For solar panels, you can say more or less the same. They are better than the situation in which you burn charcoal, but the best situation is still the one in which no consumption happens.
Finally, we have the example of material recycling used in the production process (also a spearhead of environmental gurus in the press, politics and at design universities). Is it admirable to use recycled materials? Of course! But does it take the whole story of the product into consideration? No, only the pure resources are included. The path of those resources to products, to the store or to the final consumer (packaging, transport, climate control of warehouses and stores) are out of scope.
It is clear that we could continue on the examples above for a very long time but we think it is clear what the point is .
In contrast to what most 'green' companies claim, their production is not good for the environment, it is only less bad than a similar situation with an older/more polluting product. Concerning ecologic impact, production has a mathematical limit that goes from very negative (doing absolutely nothing for the environment) to a zero-impact (in the situation that you are doing an infinite effort for the environment concerning your product's production, a situation which is practically not obtainable (see Graph1).
If you look at the broader picture and also take into account external factors where you don't have any impact as a brand (transport, heating of stores etc…) on an ecological level, the limit is not zero but far more negative in the order of magnitude of the external factors (see Graph2).

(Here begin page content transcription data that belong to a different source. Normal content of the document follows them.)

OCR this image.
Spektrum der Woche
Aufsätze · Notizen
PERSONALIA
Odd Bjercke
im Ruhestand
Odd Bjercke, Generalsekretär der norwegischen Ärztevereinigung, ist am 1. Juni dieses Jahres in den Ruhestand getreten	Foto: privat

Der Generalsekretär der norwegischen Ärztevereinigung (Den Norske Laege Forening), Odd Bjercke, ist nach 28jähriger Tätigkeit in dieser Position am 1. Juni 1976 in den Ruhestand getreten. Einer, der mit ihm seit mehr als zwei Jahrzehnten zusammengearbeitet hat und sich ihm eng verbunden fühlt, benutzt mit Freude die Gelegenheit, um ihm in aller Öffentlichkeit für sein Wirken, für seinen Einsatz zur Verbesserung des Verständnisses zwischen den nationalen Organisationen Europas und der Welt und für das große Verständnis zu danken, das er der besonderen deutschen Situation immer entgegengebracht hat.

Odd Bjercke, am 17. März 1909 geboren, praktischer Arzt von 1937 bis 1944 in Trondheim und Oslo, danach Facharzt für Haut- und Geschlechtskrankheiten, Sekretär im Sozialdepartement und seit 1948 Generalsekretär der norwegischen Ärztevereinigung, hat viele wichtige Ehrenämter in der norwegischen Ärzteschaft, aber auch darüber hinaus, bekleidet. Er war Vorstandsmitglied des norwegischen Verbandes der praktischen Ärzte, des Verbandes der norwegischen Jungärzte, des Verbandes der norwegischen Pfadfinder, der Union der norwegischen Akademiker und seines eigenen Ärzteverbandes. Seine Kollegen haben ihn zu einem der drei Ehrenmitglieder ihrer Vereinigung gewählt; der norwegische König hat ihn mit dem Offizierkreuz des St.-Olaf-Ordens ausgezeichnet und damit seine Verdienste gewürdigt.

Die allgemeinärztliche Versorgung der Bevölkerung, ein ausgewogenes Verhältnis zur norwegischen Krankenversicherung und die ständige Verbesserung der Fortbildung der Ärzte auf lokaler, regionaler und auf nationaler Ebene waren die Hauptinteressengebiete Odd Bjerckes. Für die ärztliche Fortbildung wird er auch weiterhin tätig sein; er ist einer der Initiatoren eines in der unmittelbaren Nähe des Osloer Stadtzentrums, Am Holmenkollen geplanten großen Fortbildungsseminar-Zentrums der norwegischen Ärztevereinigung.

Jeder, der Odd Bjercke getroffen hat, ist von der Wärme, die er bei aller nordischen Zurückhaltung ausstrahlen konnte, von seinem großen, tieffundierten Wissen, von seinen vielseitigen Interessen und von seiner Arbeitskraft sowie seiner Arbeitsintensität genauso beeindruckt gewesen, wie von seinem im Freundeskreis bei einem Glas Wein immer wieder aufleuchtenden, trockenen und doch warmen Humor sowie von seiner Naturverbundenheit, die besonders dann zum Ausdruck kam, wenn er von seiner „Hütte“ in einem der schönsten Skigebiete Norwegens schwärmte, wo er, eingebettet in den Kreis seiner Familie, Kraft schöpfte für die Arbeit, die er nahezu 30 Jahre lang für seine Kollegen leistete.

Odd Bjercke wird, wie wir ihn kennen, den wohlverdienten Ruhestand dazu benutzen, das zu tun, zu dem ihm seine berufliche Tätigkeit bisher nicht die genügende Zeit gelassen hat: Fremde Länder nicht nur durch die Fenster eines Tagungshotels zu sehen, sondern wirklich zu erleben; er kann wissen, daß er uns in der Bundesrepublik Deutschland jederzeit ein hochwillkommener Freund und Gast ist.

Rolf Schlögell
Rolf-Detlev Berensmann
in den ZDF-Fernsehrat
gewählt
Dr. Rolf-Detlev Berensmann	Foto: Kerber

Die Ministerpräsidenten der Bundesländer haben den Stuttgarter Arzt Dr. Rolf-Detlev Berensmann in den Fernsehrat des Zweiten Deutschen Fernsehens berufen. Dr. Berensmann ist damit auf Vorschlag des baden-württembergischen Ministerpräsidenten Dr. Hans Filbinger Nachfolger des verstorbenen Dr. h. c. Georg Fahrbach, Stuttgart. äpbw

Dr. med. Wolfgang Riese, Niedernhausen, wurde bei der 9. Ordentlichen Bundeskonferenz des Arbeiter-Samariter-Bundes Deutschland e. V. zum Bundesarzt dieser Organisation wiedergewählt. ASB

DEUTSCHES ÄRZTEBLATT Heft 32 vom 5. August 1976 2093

From this insight that by definition, consumption & production are always harmful for the environment no matter how green your supply chain becomes, we have been thinking how we could really create a sustainable company. The solution is too look beyond your production alone (which has an unobtainable limit of zero-impact or uncontrollable external-factor-impact) and contradictory enough search for the ecology of your product outside of the product. We thus calculated the total environmental impact of our products (between100g-1kg C02 per product) and thought about how we could compensate this.
Our solution is planting one tree per product. Trees absorb 20-600kg Co2 per year (lower for a young tree, higher for very big old trees). There is no scientific consensus about the exact period for which a tree does this (old trees give back Co2 through rotting branches & leaves and by dying eventually where some of that Co2 gets back into the air) but we see a minimum of 20 years and a maximum of about the whole lifetime of the tree (we take 100 years).
This means that every product we sell takes away minimum 399kg of Co2 (20kg/year x 20 year – 1kg) and maximum 59999.9 (600×100-0.100kg Co2 out of the atmosphere. The truth probably is somewhere in between.
By consequently planting one tree per product, we are able to move up the curves above a whole lot. The result is the graph below. The red line matches the negative environmental impact of the classic 'green' brand you already saw in the graphs above. The green line represents the positive impact of our 1 product=1 tree strategy. The difference is crazy (see Graph3).
Remark that we only take into account the pure Co2 impact and don't even think about all eco system advantages for humans and nature which occur around the planting of new trees. (Very concrete: the thousands of trees we could plant so far are part of a green belt of trees in Africa that stop the desert of moving southwards so that the local population can keep their lives livable, create new income and as a result send them children to school. Something which impacts thousands of people.)
So far, our green alternative. It's certainly not easy to fight prevailing ideas. But we choose to do so. We choose to change the world product by product. Sapling by sapling. Tree by tree. Until over the years forests form and life finds its way in the natural setting of rich vegetation and pure fresh air. So let's be that change, improve the world step by step and come home to nature with us!